Ein solcher Grund für die Leichtigkeit des Higgs wäre das Vorhandensein einer weiteren Symmetrie, der "Supersymmetrie", die automatisch die starke Abhängigkeit der Higgs-Masse von Variationen des Standardmodells beseitigen würde, da sie die Quanteneffekte deutlich abschwächt. Sie bedingt sogar, dass das Higgs nicht wesentlich schwer als die W- und Z-Bosonen sein kann, was bei 125 GeV im Vergleich zu 80 GeV und 91 GeV noch erfüllt wäre. Allerdings sagt sie zu jeder Sorte von Elementarteilchen eine weitere, verwandte Sorte von Elementarteilchen voraus.

Da dies eine einfache Lösung gleich mehrerer noch offener Probleme wäre, hatten viele Physikerinnen und Physiker gehofft, die vorhergesagten Partnerteilchen am LHC finden zu können. Allerdings wurde bis heute kein einziges nachgewiesen. Dies bedeutet, dass die einfachsten der supersymmetrischen Varianten des Standardmodells nicht richtig sind. Allerdings ist es nach wie vor möglich, dass die Natur eine kompliziertere Version der supersymmetrischen Theorie realisiert hat, in der die Partnerteilchen sich der Beobachtung bisher entziehen konnten.

Bei der Suche danach muss man nur aufpassen, dass sie nach wie vor die Masse des Higgs vor den zu starken Anwachsen bewahren. Oder man muss eine alternative Erklärung für das leichte Higgs finden. Auch in diesem Fall gäbe es für die Physik noch viel zu tun. Jedenfalls braucht es aber eine ungefähre Erwartung, in welchen Richtungen man Ausschau halten muss. Unser Wissen ist heute schon so umfangreich, dass bei den meisten Fragen eine Messung jenseits der Erwartungen ebenso überraschend wäre, wie ein Apfel, der plötzlich nach oben statt nach unten fällt.
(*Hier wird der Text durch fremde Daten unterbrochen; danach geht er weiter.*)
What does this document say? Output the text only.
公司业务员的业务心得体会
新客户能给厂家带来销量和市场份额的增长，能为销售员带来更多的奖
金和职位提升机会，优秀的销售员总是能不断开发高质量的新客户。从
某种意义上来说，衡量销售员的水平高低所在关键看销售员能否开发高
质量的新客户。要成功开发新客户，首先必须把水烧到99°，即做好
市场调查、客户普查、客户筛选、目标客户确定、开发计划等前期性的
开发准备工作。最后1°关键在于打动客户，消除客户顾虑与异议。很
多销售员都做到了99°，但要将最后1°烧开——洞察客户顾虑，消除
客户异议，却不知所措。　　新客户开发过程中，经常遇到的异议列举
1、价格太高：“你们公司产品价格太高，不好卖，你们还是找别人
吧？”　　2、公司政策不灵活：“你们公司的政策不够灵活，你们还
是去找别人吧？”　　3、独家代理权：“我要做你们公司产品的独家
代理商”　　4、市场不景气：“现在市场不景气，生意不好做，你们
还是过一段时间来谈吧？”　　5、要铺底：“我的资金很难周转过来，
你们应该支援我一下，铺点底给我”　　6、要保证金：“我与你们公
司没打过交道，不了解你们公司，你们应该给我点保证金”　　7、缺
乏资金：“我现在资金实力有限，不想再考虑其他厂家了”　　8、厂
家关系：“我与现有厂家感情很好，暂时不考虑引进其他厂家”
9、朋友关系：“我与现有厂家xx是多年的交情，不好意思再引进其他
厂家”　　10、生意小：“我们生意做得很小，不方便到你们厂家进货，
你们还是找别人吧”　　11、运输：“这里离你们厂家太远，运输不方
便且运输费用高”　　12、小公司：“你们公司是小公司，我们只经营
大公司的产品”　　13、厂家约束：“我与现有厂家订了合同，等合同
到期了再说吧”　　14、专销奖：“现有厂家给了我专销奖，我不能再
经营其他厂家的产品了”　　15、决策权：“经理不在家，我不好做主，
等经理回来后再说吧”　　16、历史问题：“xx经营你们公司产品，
Man kann sich auch auf den Standpunkt stellen, die Elementarteilchen sind, was sie sind, und sie haben nun einmal die Massen und Ladungen, die sie haben. Und es gibt keine weiteren Erklärungen, nach denen zu suchen, sinnvoll ist. Dies würde allerdings das Projekt der Grundlagenphysik, die nach immer tieferen Erklärungen der Naturphänomene sucht, und dies auch in den vergangenen Jahrhunderten mit großem Erfolg getan hat, eine vollständige Absage erteilen. Ich sehe auch keinen Grund dafür, hier schon die Flinte ins Korn zu werfen, und nur weil sich die einfachsten Erklärungsversuche als nicht richtig erwiesen haben, gleich die gesamte Suche nach einer Erklärung aufzugeben.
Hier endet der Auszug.